2. International expert – Among the most relevant aspects of José Antonio Martín Pallín’s statements:


Difficulty in finding direct proof for state crimes

Based on his international judicial and academic experience regarding the difficulty in proving state crimes, the judge stated: “It is very difficult to find documental traces of an express order.”


Likewise, he said that based on historical experience, it is known that in state crimes there is always a plan that includes the participation of government leaders as well as security forces — including members of the police, secret service or armed forces.


Crime investigation phase and obstruction attempt

However, measures adopted by the State (such as impunity for those who execute the crimes) can be used to determine responsibility for these crimes in criminal trials. In the case of the Colina Military Detachment, several attempts for impunity were made: the Cantuta Law on Feb. 10, 1994, which permitted the trial for the Cantuta crime to pass from civil to military courts; the Amnesty Law in July 1995; and the attempt to make the Amnesty Law constitutional in the year 2000, when Alberto Fujimori was already leaving power.
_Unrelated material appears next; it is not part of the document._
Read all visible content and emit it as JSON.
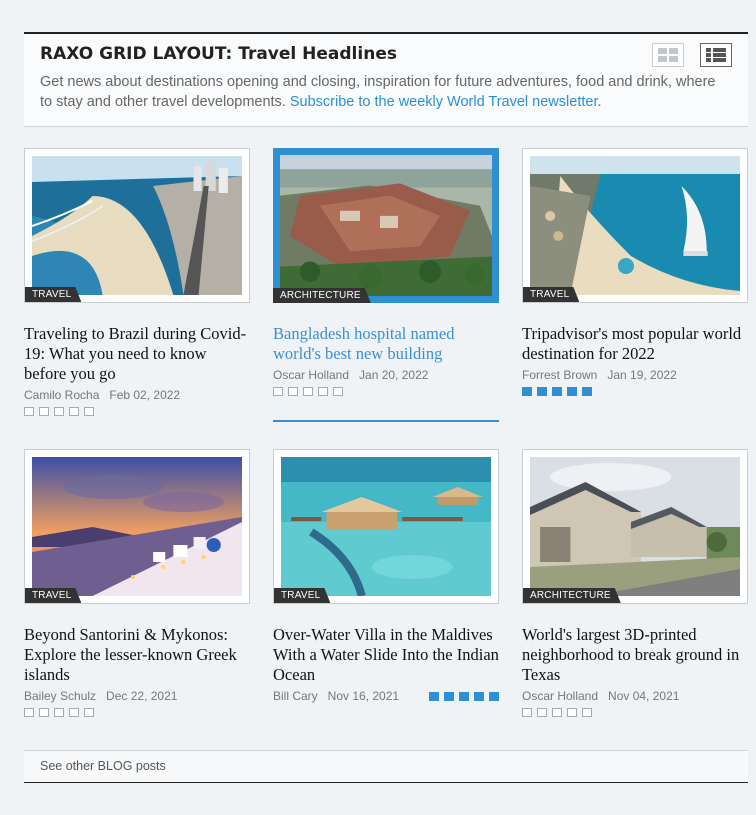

Regarding the evidence for these criminal trials, the international expert said: “it is not easy to confront these kinds of investigations or obtain direct proof.” Based on his experience, he also asserted that in the investigation phase, there is generally reluctance to turn in information, either by denying it, arguing that it doesn’t exist anymore or that the information cannot be turned in order to protect national security.
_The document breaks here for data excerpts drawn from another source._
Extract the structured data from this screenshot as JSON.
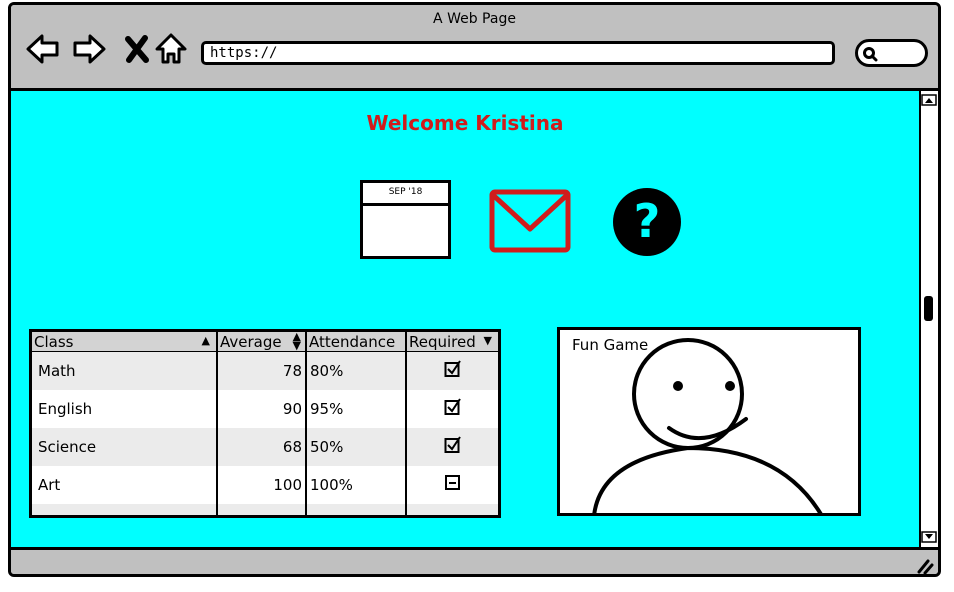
{
  "window": {
    "title": "A Web Page"
  },
  "nav": {
    "back_icon": "arrow-left-icon",
    "forward_icon": "arrow-right-icon",
    "stop_icon": "close-icon",
    "home_icon": "home-icon",
    "search_icon": "search-icon"
  },
  "address_bar": {
    "value": "https://"
  },
  "main": {
    "welcome": "Welcome Kristina",
    "calendar": {
      "label": "SEP '18"
    },
    "accent_color": "#d01c1c",
    "background_color": "#00ffff"
  },
  "grades_table": {
    "columns": [
      "Class",
      "Average",
      "Attendance",
      "Required"
    ],
    "rows": [
      {
        "class": "Math",
        "average": "78",
        "attendance": "80%",
        "required": "checked"
      },
      {
        "class": "English",
        "average": "90",
        "attendance": "95%",
        "required": "checked"
      },
      {
        "class": "Science",
        "average": "68",
        "attendance": "50%",
        "required": "checked"
      },
      {
        "class": "Art",
        "average": "100",
        "attendance": "100%",
        "required": "indeterminate"
      }
    ]
  },
  "game_panel": {
    "label": "Fun Game"
  }
}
After being tried for state crimes

Martín Pallín also said that when a sentence is given for state crimes, later a “kind of pact” is made, which results in a “symbolic” completion of the sentence or even an amnesty.


3. Next session


At the end of the session, the President of the Court announced that the next session would take place on Sept. 3, when international expert José Luis García will be presented. Afterward, the experts from the Peruvian Forensic Anthropology Team will speak at the Sept. 5 session and expert Kate Doyle will be presented at the session on Monday, Sept. 8.